Saturday, July 4, 2009


In a THCB comment on my previous post on the Senate Health, Education, Labor, and Pensions reform bill, tcoyote explained some of the political thinking behind what seem like totally spurious cost projections. While I can readily accept tcoyote’s explanation of the pols’ efforts to ignore reality, I’m still innocent enough to want to know what the HELP bill might really cost. So I spent some time looking at the Congressional Budget Office report on the bill.

Here are a few things I noticed:

1. The “ten-year projection” starts in 2010, although the bill does not require insurance exchanges to be implemented until 2014. The result is that the projection includes only six years of reform (plus a lengthy transition period), NOT ten years.

2. The CBO projections include a $58 billion “credit” for the impact of the HELP bill’s proposed new long-term care program (the so-called CLASS Act).
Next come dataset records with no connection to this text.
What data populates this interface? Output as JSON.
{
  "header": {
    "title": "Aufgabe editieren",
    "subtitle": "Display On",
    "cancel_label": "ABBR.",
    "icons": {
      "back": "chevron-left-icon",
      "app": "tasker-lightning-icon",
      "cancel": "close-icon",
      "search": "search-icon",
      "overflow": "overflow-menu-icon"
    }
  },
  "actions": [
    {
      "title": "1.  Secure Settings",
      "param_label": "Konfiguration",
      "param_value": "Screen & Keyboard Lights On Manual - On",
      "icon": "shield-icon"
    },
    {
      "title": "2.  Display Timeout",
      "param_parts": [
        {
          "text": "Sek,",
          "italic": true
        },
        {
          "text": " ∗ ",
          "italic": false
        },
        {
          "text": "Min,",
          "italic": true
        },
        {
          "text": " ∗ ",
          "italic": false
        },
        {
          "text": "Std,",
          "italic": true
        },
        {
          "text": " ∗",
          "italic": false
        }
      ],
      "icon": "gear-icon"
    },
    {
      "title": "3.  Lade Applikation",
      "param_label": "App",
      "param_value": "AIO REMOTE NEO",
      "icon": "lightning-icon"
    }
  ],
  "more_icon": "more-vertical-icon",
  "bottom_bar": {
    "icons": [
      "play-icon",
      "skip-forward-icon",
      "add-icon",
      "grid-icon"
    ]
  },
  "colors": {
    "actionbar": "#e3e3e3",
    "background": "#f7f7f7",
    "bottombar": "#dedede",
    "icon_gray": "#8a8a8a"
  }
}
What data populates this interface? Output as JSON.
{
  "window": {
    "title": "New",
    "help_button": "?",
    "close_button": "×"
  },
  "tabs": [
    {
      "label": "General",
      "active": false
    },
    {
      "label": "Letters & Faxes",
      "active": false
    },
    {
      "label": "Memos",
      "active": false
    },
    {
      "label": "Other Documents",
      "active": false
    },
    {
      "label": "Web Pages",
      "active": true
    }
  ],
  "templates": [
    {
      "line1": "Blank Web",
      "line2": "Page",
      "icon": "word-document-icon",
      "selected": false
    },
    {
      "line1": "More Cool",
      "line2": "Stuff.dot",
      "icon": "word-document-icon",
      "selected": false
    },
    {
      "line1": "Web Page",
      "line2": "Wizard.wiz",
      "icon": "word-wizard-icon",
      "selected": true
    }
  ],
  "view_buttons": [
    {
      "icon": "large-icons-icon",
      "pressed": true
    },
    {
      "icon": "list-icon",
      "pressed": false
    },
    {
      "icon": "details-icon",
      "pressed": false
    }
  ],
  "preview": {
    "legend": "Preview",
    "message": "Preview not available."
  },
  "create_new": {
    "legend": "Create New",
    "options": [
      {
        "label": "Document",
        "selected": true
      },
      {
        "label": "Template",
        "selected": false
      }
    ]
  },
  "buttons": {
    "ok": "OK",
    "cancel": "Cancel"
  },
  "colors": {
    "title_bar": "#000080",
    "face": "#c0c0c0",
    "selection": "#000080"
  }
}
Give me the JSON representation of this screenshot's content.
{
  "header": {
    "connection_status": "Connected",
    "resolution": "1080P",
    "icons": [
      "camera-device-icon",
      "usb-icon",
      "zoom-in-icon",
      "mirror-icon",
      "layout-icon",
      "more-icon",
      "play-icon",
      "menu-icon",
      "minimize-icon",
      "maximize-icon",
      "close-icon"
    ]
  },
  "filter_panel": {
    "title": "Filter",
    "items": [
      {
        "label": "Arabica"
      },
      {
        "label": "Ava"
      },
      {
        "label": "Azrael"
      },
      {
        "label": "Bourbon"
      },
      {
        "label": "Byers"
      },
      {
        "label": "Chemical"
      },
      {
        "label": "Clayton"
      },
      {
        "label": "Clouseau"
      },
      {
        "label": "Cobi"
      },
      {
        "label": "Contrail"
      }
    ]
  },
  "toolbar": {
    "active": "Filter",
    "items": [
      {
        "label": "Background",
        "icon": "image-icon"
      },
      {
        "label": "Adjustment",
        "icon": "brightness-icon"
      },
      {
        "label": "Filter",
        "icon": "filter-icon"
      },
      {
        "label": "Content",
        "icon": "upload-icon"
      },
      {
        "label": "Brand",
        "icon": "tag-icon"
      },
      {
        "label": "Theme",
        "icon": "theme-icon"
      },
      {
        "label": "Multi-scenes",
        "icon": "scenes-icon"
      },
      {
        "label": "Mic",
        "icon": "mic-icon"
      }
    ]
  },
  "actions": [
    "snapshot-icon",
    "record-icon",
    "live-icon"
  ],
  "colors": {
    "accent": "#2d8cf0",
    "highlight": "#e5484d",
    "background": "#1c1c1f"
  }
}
However, the “credit” accounts for the difference between premiums and benefits over the 2010-2019 period on a cash basis only. If conventional accrual accounting were used, CLASS would show a net cost for the period.

3. The number of individuals eligible for the proposed Medicaid expansion is projected to be 26 million, not the 20 million implied by Senator Dodd in his news conference on behalf of the HELP Committee.

4. The CBO estimates include no allowance for medical inflation, except in terms of increased subsidies for lower-income exchange participants.

5. The CBO assumption that the absurdly low levy for play-or-pay “payers” will not cause any significant migration from employer sponsorship to the exchanges seems wildly unrealistic (as I’ve already commented).

The bottom line is that a realistic ten-year projection of the costs of the fully-implemented HELP bill plus Medicaid expansion would be somewhere between one and a half trillion and two trillion dollars. (And still with eight million or more uninsured).

It’s disappointing to see the CBO apparently getting suckered into putting a favorable slant on the numbers (Senator Dodd noted that he’d put a lot of pressure on CBO Director Doug Elmendorf). Hopefully, CBO’s subsequent scoring of the HELP Committee’s efforts (along with Senate Finance’s Medicaid expansion) will provide a more realistic picture.

Meanwhile, how about looking at ways to control costs other than the public plan (which as envisioned by the HELP bill will depend on the willingness of providers to participate, at government-set payment rates, potentially creating another version of Medicaid)?